I recently watched an interview with Junot Diaz on Slate. He was congenial, if a bit shy and smiled a lot – his shaved head and neat little goatee almost gleaming under the studio lights – this smooth earthy brown cocoa and coffee skin. He almost seemed like too much of a nice guy to have written Brief Wondrous Life.
He read from his book, a chapter way down the line where Oscar’s inevitable fate is meted out – a vignette of thick-necked gangsters and tense car rides out to the cane fields. A scene more at home in a Grand Theft Auto mission than a literary upstart.
Looking back on it though – those brief moments of clichéd violence fit neatly with this complex tale of a Dominican family and the “curse” that’s plagued three generations.
But before we get there we start with Oscar himself: overweight, nerdy, one of those stereotyped characters that patronize comic cons, live action role playing, collect Warhammer miniatures and Dungeons and Dragons tomes. There are a few hilarious episodes with Oscar, his “cool” roommate Yunior (the narrator) and his misadventures with the finer sex.
But the majority of the novel is dedicated to the story of Oscar’s mother. As a girl she is orphaned following the torture and imprisonment of her father (and subsequent insanity of her grieving mother) by the insatiably sadistic Dark Lord and Dictator of the Dominican Republic – El Jeffe – Trujillo. The tyrant casts a long shadow across the entire book, and all three generations feel his vengeful and petty wrath in myriad ways.
Diaz’s brilliance is how he reveals this history of Hispaniola through the language and verbiage of 1980s nerd culture – comic books, fantasy novels (especially Tolkien), and role playing games.
By painting Trujillo as Sauron and his chief goons and torturers as Nazgul, Diaz has given the entire sad history of D.R a sort of narrative lightness, a sense of destiny, and all the bloodshed and repression becomes part of a mythical narrative infused with the spirit of the people.

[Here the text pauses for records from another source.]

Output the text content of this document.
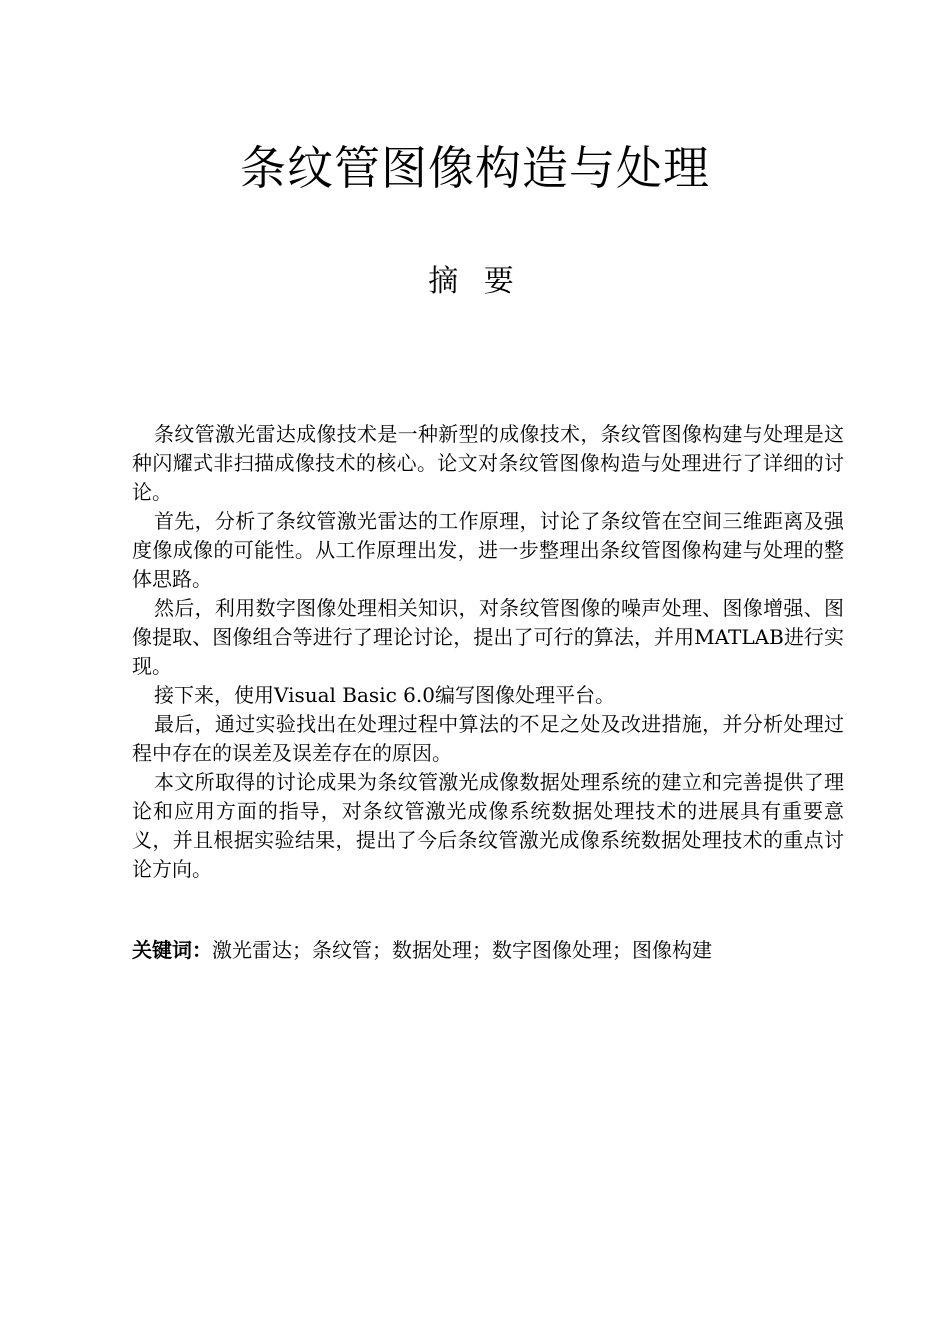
条纹管图像构造与处理
摘 要

条纹管激光雷达成像技术是一种新型的成像技术，条纹管图像构建与处理是这种闪耀式非扫描成像技术的核心。论文对条纹管图像构造与处理进行了详细的讨论。

首先，分析了条纹管激光雷达的工作原理，讨论了条纹管在空间三维距离及强度像成像的可能性。从工作原理出发，进一步整理出条纹管图像构建与处理的整体思路。

然后，利用数字图像处理相关知识，对条纹管图像的噪声处理、图像增强、图像提取、图像组合等进行了理论讨论，提出了可行的算法，并用MATLAB进行实现。

接下来，使用Visual Basic 6.0编写图像处理平台。

最后，通过实验找出在处理过程中算法的不足之处及改进措施，并分析处理过程中存在的误差及误差存在的原因。

本文所取得的讨论成果为条纹管激光成像数据处理系统的建立和完善提供了理论和应用方面的指导，对条纹管激光成像系统数据处理技术的进展具有重要意义，并且根据实验结果，提出了今后条纹管激光成像系统数据处理技术的重点讨论方向。

关键词：激光雷达；条纹管；数据处理；数字图像处理；图像构建
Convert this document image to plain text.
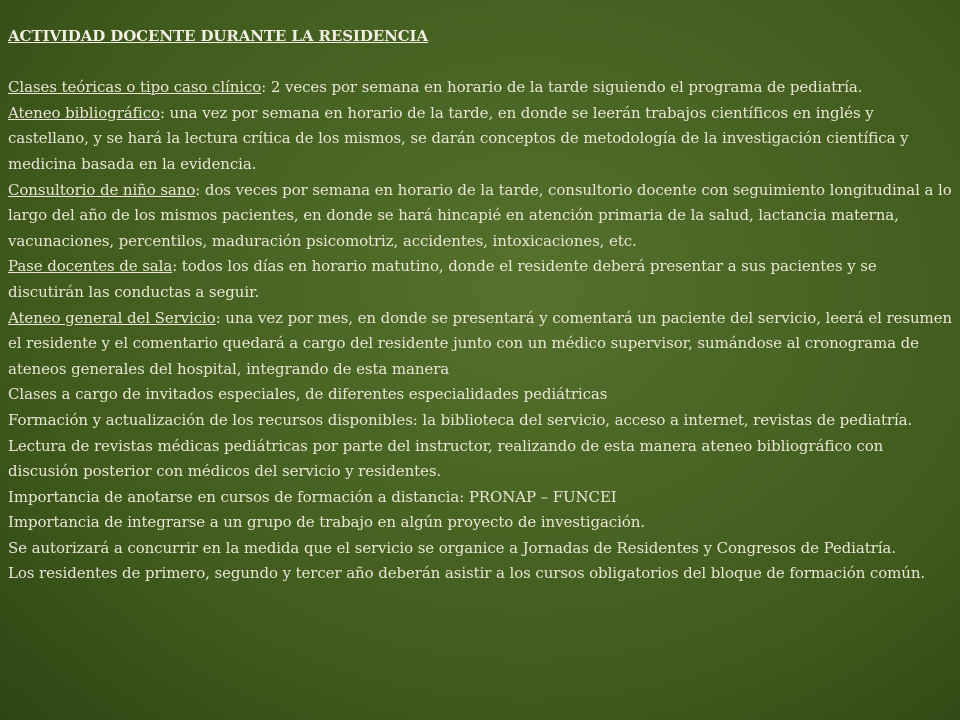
ACTIVIDAD DOCENTE DURANTE LA RESIDENCIA

Clases teóricas o tipo caso clínico: 2 veces por semana en horario de la tarde siguiendo el programa de pediatría.

Ateneo bibliográfico: una vez por semana en horario de la tarde, en donde se leerán trabajos científicos en inglés y castellano, y se hará la lectura crítica de los mismos, se darán conceptos de metodología de la investigación científica y medicina basada en la evidencia.

Consultorio de niño sano: dos veces por semana en horario de la tarde, consultorio docente con seguimiento longitudinal a lo largo del año de los mismos pacientes, en donde se hará hincapié en atención primaria de la salud, lactancia materna, vacunaciones, percentilos, maduración psicomotriz, accidentes, intoxicaciones, etc.

Pase docentes de sala: todos los días en horario matutino, donde el residente deberá presentar a sus pacientes y se discutirán las conductas a seguir.

Ateneo general del Servicio: una vez por mes, en donde se presentará y comentará un paciente del servicio, leerá el resumen el residente y el comentario quedará a cargo del residente junto con un médico supervisor, sumándose al cronograma de ateneos generales del hospital, integrando de esta manera

Clases a cargo de invitados especiales, de diferentes especialidades pediátricas

Formación y actualización de los recursos disponibles: la biblioteca del servicio, acceso a internet, revistas de pediatría.

Lectura de revistas médicas pediátricas por parte del instructor, realizando de esta manera ateneo bibliográfico con discusión posterior con médicos del servicio y residentes.

Importancia de anotarse en cursos de formación a distancia: PRONAP – FUNCEI

Importancia de integrarse a un grupo de trabajo en algún proyecto de investigación.

Se autorizará a concurrir en la medida que el servicio se organice a Jornadas de Residentes y Congresos de Pediatría.

Los residentes de primero, segundo y tercer año deberán asistir a los cursos obligatorios del bloque de formación común.
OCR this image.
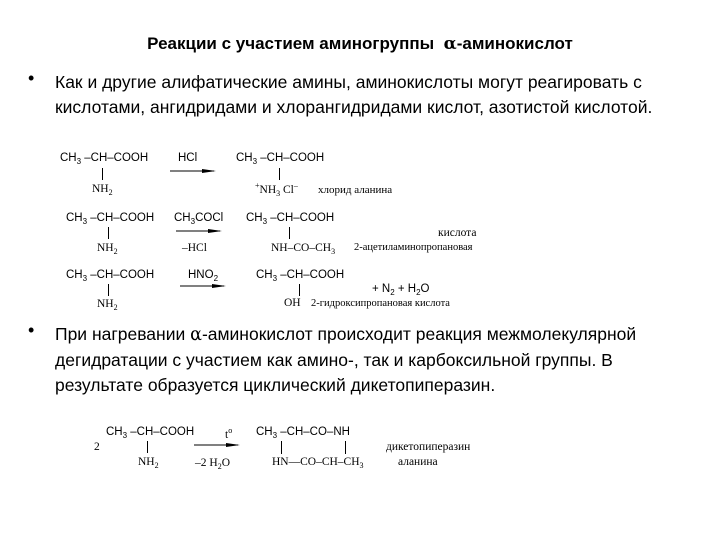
Реакции с участием аминогруппы α-аминокислот
• Как и другие алифатические амины, аминокислоты могут реагировать с кислотами, ангидридами и хлорангидридами кислот, азотистой кислотой.
$CH_3$ –CH–COOH
$NH_2$
HCl	$CH_3$ –CH–COOH
$^+NH_3$ Cl– хлорид аланина
$CH_3$ –CH–COOH
$NH_2$
$CH_3COCl$
–HCl
$CH_3$ –CH–COOH
$NH-CO-CH_3$
кислота
2-ацетиламинопропановая
$CH_3$ –CH–COOH
$NH_2$
$HNO_2$	$CH_3$ –CH–COOH
OH
+ $N_2 + H_2O$
2-гидроксипропановая кислота
• При нагревании α-аминокислот происходит реакция межмолекулярной дегидратации с участием как амино-, так и карбоксильной группы. В результате образуется циклический дикетопиперазин.
2
$CH_3$ –CH–COOH
$NH_2$
$t^o$
–2 $H_2O$
$CH_3$ –CH–CO–NH
$HN—CO-CH-CH_3$
дикетопиперазин
аланина
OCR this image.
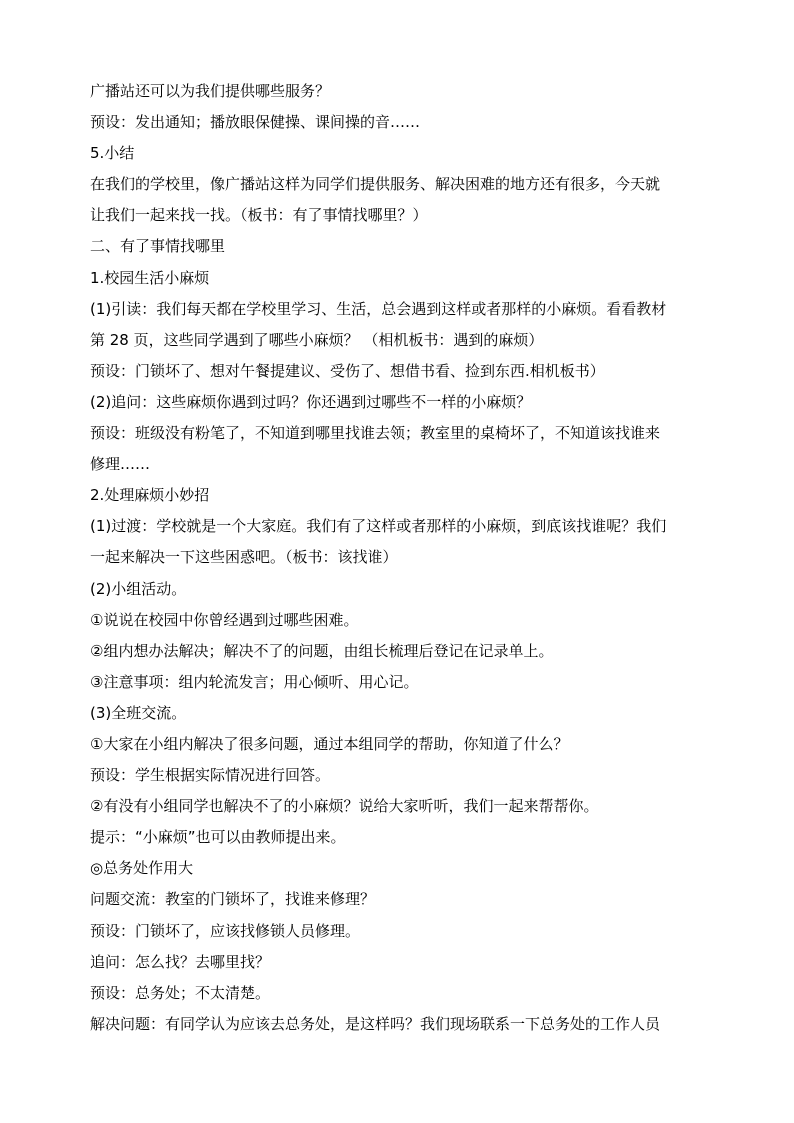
广播站还可以为我们提供哪些服务？
预设：发出通知；播放眼保健操、课间操的音……
5.小结
在我们的学校里，像广播站这样为同学们提供服务、解决困难的地方还有很多，今天就
让我们一起来找一找。（板书：有了事情找哪里？）
二、有了事情找哪里
1.校园生活小麻烦
(1)引读：我们每天都在学校里学习、生活，总会遇到这样或者那样的小麻烦。看看教材
第 28 页，这些同学遇到了哪些小麻烦？ （相机板书：遇到的麻烦）
预设：门锁坏了、想对午餐提建议、受伤了、想借书看、捡到东西.相机板书）
(2)追问：这些麻烦你遇到过吗？你还遇到过哪些不一样的小麻烦？
预设：班级没有粉笔了，不知道到哪里找谁去领；教室里的桌椅坏了，不知道该找谁来
修理……
2.处理麻烦小妙招
(1)过渡：学校就是一个大家庭。我们有了这样或者那样的小麻烦，到底该找谁呢？我们
一起来解决一下这些困惑吧。（板书：该找谁）
(2)小组活动。
①说说在校园中你曾经遇到过哪些困难。
②组内想办法解决；解决不了的问题，由组长梳理后登记在记录单上。
③注意事项：组内轮流发言；用心倾听、用心记。
(3)全班交流。
①大家在小组内解决了很多问题，通过本组同学的帮助，你知道了什么？
预设：学生根据实际情况进行回答。
②有没有小组同学也解决不了的小麻烦？说给大家听听，我们一起来帮帮你。
提示：“小麻烦”也可以由教师提出来。
◎总务处作用大
问题交流：教室的门锁坏了，找谁来修理？
预设：门锁坏了，应该找修锁人员修理。
追问：怎么找？去哪里找？
预设：总务处；不太清楚。
解决问题：有同学认为应该去总务处，是这样吗？我们现场联系一下总务处的工作人员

This presents a rather interesting reading experience. I was more versed in the lexicon of the Dungeon Master’s Guide and the Silmarillion than the colloquial Spanish slang littered throughout the narrative. Other readers probably have the opposite background. It created a somewhat lopsided and unique experience. But it does illustrate how literature and narrative is an interactive art form – the author may transcribe his thoughts into text but the reader must take it in and translate.
Diaz is a wonderful and inventive writer. This is his first published novel and a few of his tricks and trendy techniques felt a little gimmicky and pretentious. But this was a fascinating and engaging novel, and a fast read as well. Well deserving of the Pulitzer last year.